Таким образом, даже в самой обычной перцепции, даже в самом повседневном восприятии простейших предметов обнаруживается глубокое различие, существующее между нашим мышлением и мыш­лением первобытных людей. Мышление первобытных людей в основе своей мистическое: причина этого — коллективные представления, мистические по существу, составляющие неотъемлемый элемент вея­ного восприятия первобытного человека. Наше мышление перестало быть мистическим, по крайней мере в том, что касается большинства окружающих нас предметов. Нет ничего, что воспринималось бы оди­наково ими и нами. Человек нашей среды, говорящий на нашем язы­ке, наталкивается на непреодолимую трудность при попытке усвоить образ мышления первобытного человека.
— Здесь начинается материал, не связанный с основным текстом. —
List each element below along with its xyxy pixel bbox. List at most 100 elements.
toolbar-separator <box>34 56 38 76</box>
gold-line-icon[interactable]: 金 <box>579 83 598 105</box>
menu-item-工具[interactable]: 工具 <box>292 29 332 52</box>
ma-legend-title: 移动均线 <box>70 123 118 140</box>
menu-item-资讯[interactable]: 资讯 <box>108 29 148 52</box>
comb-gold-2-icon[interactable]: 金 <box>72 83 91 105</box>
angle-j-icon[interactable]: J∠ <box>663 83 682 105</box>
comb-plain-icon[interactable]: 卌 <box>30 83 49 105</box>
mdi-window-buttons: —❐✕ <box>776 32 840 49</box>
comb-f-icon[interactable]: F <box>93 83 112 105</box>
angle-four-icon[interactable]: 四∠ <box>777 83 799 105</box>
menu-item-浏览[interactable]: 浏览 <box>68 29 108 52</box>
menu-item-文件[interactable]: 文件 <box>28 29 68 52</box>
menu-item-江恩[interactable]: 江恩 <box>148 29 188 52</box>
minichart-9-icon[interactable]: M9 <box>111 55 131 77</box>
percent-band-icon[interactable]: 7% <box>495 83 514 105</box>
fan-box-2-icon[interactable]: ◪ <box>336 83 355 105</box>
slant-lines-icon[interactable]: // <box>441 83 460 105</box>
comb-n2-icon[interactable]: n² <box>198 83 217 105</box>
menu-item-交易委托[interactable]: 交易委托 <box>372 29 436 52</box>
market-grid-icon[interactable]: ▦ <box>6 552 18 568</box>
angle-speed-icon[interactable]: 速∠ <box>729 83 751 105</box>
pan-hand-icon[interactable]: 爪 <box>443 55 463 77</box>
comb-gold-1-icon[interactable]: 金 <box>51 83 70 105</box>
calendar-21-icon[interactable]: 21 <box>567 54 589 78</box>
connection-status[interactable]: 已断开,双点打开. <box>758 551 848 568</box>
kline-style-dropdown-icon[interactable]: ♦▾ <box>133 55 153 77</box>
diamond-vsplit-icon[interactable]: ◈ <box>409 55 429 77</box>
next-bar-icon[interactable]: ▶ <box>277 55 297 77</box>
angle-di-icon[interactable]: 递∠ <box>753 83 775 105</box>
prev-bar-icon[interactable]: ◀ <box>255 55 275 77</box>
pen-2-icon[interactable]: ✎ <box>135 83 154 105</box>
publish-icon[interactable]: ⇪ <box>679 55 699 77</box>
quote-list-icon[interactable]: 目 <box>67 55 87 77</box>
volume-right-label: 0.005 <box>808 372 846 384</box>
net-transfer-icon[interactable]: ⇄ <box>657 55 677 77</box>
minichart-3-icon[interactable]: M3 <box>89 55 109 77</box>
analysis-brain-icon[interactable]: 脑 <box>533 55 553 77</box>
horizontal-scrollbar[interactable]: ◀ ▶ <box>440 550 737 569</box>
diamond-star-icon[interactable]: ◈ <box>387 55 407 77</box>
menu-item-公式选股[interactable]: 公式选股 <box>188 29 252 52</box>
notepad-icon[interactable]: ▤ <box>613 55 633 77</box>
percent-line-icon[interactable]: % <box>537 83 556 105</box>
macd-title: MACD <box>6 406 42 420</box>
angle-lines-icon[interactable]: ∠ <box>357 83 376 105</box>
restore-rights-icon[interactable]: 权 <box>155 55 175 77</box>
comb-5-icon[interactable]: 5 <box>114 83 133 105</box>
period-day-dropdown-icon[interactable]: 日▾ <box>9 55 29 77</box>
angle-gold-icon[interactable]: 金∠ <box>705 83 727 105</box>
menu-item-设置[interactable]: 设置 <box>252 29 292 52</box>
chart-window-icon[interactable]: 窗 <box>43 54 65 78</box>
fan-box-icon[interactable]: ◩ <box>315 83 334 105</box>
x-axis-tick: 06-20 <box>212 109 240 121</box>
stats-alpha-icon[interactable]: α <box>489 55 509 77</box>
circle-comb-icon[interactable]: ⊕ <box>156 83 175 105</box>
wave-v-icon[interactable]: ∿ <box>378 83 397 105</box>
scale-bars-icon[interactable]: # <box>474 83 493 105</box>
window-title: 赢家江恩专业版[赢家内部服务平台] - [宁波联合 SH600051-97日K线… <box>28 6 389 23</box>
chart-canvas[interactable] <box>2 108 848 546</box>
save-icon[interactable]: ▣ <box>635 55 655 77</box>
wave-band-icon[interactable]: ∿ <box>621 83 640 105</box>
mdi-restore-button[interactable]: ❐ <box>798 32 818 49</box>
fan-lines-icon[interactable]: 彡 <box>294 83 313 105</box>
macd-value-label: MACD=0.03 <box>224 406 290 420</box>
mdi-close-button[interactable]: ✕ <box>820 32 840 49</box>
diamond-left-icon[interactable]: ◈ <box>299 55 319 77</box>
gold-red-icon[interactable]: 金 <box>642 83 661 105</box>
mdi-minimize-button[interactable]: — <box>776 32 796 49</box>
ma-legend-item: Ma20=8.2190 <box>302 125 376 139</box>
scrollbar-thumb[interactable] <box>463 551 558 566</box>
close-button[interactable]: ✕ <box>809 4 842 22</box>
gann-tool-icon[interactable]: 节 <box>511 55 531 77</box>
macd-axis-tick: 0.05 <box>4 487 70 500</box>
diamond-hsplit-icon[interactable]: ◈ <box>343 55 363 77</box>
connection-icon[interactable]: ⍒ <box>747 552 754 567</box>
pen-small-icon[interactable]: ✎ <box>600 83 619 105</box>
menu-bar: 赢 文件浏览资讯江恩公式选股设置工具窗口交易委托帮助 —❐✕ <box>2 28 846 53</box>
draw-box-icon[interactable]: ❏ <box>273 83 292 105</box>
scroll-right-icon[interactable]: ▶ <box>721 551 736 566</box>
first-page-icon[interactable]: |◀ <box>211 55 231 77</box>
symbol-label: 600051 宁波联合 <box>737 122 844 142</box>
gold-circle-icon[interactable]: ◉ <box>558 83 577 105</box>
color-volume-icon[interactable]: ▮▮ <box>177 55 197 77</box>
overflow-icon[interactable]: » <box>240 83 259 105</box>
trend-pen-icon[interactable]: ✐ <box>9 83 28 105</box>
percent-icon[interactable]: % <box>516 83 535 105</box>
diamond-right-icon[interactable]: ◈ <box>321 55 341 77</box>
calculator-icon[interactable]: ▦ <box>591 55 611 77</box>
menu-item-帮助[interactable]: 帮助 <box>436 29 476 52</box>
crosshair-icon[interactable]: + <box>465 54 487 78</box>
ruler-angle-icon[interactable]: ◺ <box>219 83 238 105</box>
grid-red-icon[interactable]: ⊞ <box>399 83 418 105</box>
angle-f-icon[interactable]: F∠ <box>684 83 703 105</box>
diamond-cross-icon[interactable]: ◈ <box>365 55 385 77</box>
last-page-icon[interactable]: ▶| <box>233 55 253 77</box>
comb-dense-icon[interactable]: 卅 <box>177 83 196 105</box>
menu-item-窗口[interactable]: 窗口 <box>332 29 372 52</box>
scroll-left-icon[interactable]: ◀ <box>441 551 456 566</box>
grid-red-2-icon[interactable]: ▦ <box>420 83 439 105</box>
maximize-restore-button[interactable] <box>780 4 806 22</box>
Чем больше европеец живет срсди первобытных людей, чем больше он приближается к их умственному складу, тем сильнее приходится ему чувствовать, что совер­шенно невозможно примениться к нему целиком. [35]

Поэтому не следует говорить, как это часто делают, что первобыт­ные люди ассоциируют со всеми предметами, поражающими их чув­ства или их воображение, тайные силы, магические свойства, что-то вроде души или жизненного начала, не следует думать, что перво­бытные люди загромождают свои восприятия анимистическими веро­ваниями. Здесь нет никакого ассоциирования. Мистические свойства предметов и существ образуют составную часть имеющегося у перво­бытного человека представления, которое в любой данный момент яв­ляет собой неразложимое целое. Впоследствии, в другой период социальной эволюции, то, что мы называем естественным явлением, обнаружит тенденцию превратиться в единственное содержание вос­приятия, помимо всяких других элементов: последние примут тогда облик верований и даже в конце концов суеверий. Но до тех пор пока такая «диссоциация» не существует, восприятие сохраняет недиффе­ренцированное единство. Его можно было бы назвать полисинтетиче­ским[8] *, как слова тех языков, на которых говорят некоторые низшие общества.
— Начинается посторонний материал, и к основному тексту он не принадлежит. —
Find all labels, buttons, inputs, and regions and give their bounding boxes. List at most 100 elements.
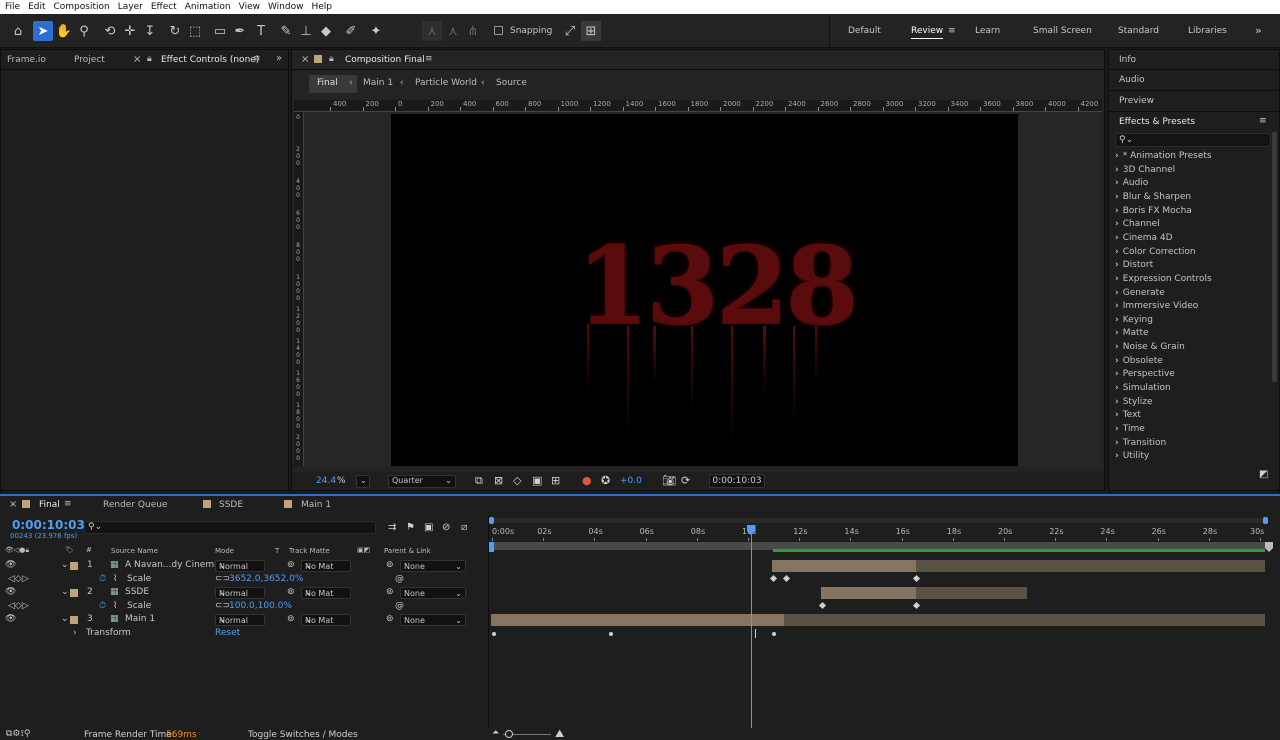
puppet-pin-icon[interactable]: ✦: [366, 21, 386, 41]
fast-previews-icon[interactable]: ⧉: [475, 474, 483, 488]
effects-category-item[interactable]: › Cinema 4D: [1115, 233, 1173, 243]
tab-project[interactable]: Project: [74, 55, 105, 65]
zoom-tool-icon[interactable]: ⚲: [74, 21, 94, 41]
breadcrumb-particle-world[interactable]: Particle World: [415, 78, 477, 88]
transform-keyframe[interactable]: [772, 632, 776, 636]
layer-bar-3-highlight[interactable]: [491, 614, 784, 626]
tab-final[interactable]: Final: [39, 500, 60, 510]
mask-visibility-icon[interactable]: ◇: [513, 474, 521, 487]
region-of-interest-icon[interactable]: ▣: [532, 474, 542, 487]
lock-icon[interactable]: 🔒︎: [147, 54, 152, 64]
world-axis-icon[interactable]: ⋏: [443, 21, 463, 41]
keyframe-diamond[interactable]: [782, 574, 791, 583]
tab-frameio[interactable]: Frame.io: [7, 55, 46, 65]
breadcrumb-final[interactable]: Final: [317, 78, 338, 88]
menu-window[interactable]: Window: [268, 2, 304, 12]
layer-row-1[interactable]: 👁︎ ⌄ 1 ▦ A Navan...dy Cinema Normal ⌄ ⊚ …: [0, 559, 488, 573]
effects-category-item[interactable]: › Stylize: [1115, 397, 1153, 407]
effects-search-input[interactable]: ⚲⌄: [1115, 133, 1271, 147]
effects-category-item[interactable]: › Perspective: [1115, 369, 1175, 379]
hamburger-menu-icon[interactable]: ≡: [948, 26, 956, 36]
draft-3d-icon[interactable]: ⚑: [406, 522, 415, 533]
close-icon[interactable]: ×: [301, 54, 309, 65]
col-parent-link[interactable]: Parent & Link: [384, 547, 431, 555]
track-matte-dropdown[interactable]: No Mat ⌄: [301, 560, 351, 572]
snapshot-icon[interactable]: 📷︎: [662, 474, 676, 487]
pen-tool-icon[interactable]: ✒: [230, 21, 250, 41]
workspace-libraries[interactable]: Libraries: [1188, 26, 1227, 36]
brush-tool-icon[interactable]: ✎: [276, 21, 296, 41]
local-axis-icon[interactable]: ⋏: [422, 21, 442, 41]
grid-guides-icon[interactable]: ⊞: [551, 474, 560, 487]
keyframe-diamond[interactable]: [912, 601, 921, 610]
layer-label-swatch[interactable]: [70, 616, 78, 624]
expand-chevron-icon[interactable]: ⌄: [61, 560, 69, 570]
effects-category-item[interactable]: › Blur & Sharpen: [1115, 192, 1191, 202]
parent-dropdown[interactable]: None ⌄: [400, 560, 466, 572]
effects-category-item[interactable]: › Boris FX Mocha: [1115, 206, 1192, 216]
effects-category-item[interactable]: › Simulation: [1115, 383, 1171, 393]
property-row-transform[interactable]: › Transform Reset: [0, 627, 488, 641]
effects-category-item[interactable]: › 3D Channel: [1115, 165, 1175, 175]
keyframe-diamond[interactable]: [912, 574, 921, 583]
zoom-dropdown-icon[interactable]: ⌄: [356, 475, 370, 488]
effects-category-item[interactable]: › Distort: [1115, 260, 1153, 270]
panel-overflow-icon[interactable]: »: [276, 53, 282, 64]
zoom-slider-thumb[interactable]: [505, 730, 513, 738]
comp-mini-flowchart-icon[interactable]: ⇉: [388, 522, 396, 533]
resolution-dropdown[interactable]: Quarter ⌄: [388, 475, 456, 488]
color-management-icon[interactable]: ✪: [601, 474, 610, 487]
breadcrumb-main-1[interactable]: Main 1: [363, 78, 393, 88]
property-row-scale-1[interactable]: ◁◇▷ ⏱︎ ⌇ Scale ⊂⊃ 3652.0,3652.0% @: [0, 573, 488, 587]
stopwatch-icon[interactable]: ⏱︎: [99, 574, 106, 584]
parent-dropdown[interactable]: None ⌄: [400, 614, 466, 626]
frame-blending-icon[interactable]: ⊘: [442, 522, 450, 533]
parent-dropdown[interactable]: None ⌄: [400, 587, 466, 599]
selection-tool-icon[interactable]: ➤: [33, 21, 53, 41]
graph-icon[interactable]: ⌇: [113, 574, 117, 584]
hand-tool-icon[interactable]: ✋: [54, 21, 74, 41]
preview-panel-tab[interactable]: Preview: [1119, 96, 1154, 106]
visibility-icon[interactable]: 👁︎: [5, 587, 16, 597]
effects-category-item[interactable]: › Time: [1115, 424, 1145, 434]
work-area-end-handle[interactable]: [1263, 517, 1268, 524]
effects-category-item[interactable]: › Utility: [1115, 451, 1149, 461]
panel-menu-icon[interactable]: ≡: [425, 54, 433, 64]
menu-effect[interactable]: Effect: [151, 2, 177, 12]
effects-category-item[interactable]: › Audio: [1115, 178, 1148, 188]
expand-chevron-icon[interactable]: ›: [73, 628, 77, 638]
col-track-matte[interactable]: Track Matte: [289, 547, 330, 555]
layer-bar-1-highlight[interactable]: [772, 560, 916, 572]
expand-chevron-icon[interactable]: ⌄: [61, 587, 69, 597]
in-out-bracket-icon[interactable]: [751, 629, 756, 638]
breadcrumb-source[interactable]: Source: [496, 78, 527, 88]
work-area-start-handle[interactable]: [489, 517, 494, 524]
in-marker[interactable]: [489, 542, 494, 552]
expression-icon[interactable]: @: [395, 601, 404, 611]
scale-value[interactable]: 100.0,100.0%: [229, 601, 292, 611]
layer-name[interactable]: SSDE: [125, 587, 149, 597]
pickwhip-icon[interactable]: ⊚: [386, 587, 394, 597]
close-icon[interactable]: ×: [9, 499, 17, 510]
tab-main-1[interactable]: Main 1: [301, 500, 331, 510]
effects-category-item[interactable]: › Text: [1115, 410, 1141, 420]
tab-render-queue[interactable]: Render Queue: [103, 500, 167, 510]
link-icon[interactable]: ⊂⊃: [215, 574, 230, 584]
matte-target-icon[interactable]: ⊚: [287, 614, 295, 624]
work-area-bar[interactable]: [491, 518, 1267, 523]
layer-bar-2-highlight[interactable]: [821, 587, 916, 599]
visibility-icon[interactable]: 👁︎: [5, 614, 16, 624]
workspace-default[interactable]: Default: [848, 26, 881, 36]
pickwhip-icon[interactable]: ⊚: [386, 560, 394, 570]
info-panel-tab[interactable]: Info: [1119, 55, 1136, 65]
panel-menu-icon[interactable]: ≡: [253, 54, 261, 64]
zoom-in-icon[interactable]: ⛰: [555, 727, 564, 740]
workspace-learn[interactable]: Learn: [975, 26, 1000, 36]
workspace-standard[interactable]: Standard: [1118, 26, 1159, 36]
pan-behind-icon[interactable]: ⬚: [185, 21, 205, 41]
menu-layer[interactable]: Layer: [118, 2, 143, 12]
zoom-out-icon[interactable]: ⏶: [492, 728, 499, 738]
link-icon[interactable]: ⊂⊃: [215, 601, 230, 611]
comp-viewer[interactable]: 1328: [304, 112, 1102, 466]
expression-icon[interactable]: @: [395, 574, 404, 584]
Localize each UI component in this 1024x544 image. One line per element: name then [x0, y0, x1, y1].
Мы попадаем в тупик каждый раз, когда ставим проблему в таких выражениях: какое объяснение должно было бы дать сознание перво­бытных людей для того или иного естественного явления? В самой по­становке проблемы заложено наличие неверной гипотезы. Постановка предполагает, что первобытное сознание воспринимает явления подобно нашему. В таком случае представляется, что оно сначала просто констатирует сон, сновидение, болезнь, смерть, восход и закат небесных светил, падение дождя, удар грома и т. д. и, побуждаемое принципом причинности, затем оно стремится отдать себе в них от­чет. Однако для первобытного мышления нет явлений природы в том смысле, какой мы придаем этому термину. Первобытному человеку вовсе нет нужды искать объяснения, ибо оно уже содержится в мис­тических элементах его коллективных представлений. Приходится со­вершенно иначе ставить проблемы подобного рода. Выяснить надо не логическую операцию, при помощи которой совершается истолкова­ние явлений, ибо первобытному мышлению последние никогда не представляются отдельно от интерпретации; требуется выяснить, ка­ким образом явление мало-помалу высвободилось из того комплекса, в который оно раньше было заключено, каким образом оно стало вос­приниматься раздельно, каким образом то, что сначала служило со­ставным элементом, сделалось впоследствии объяснением. [36]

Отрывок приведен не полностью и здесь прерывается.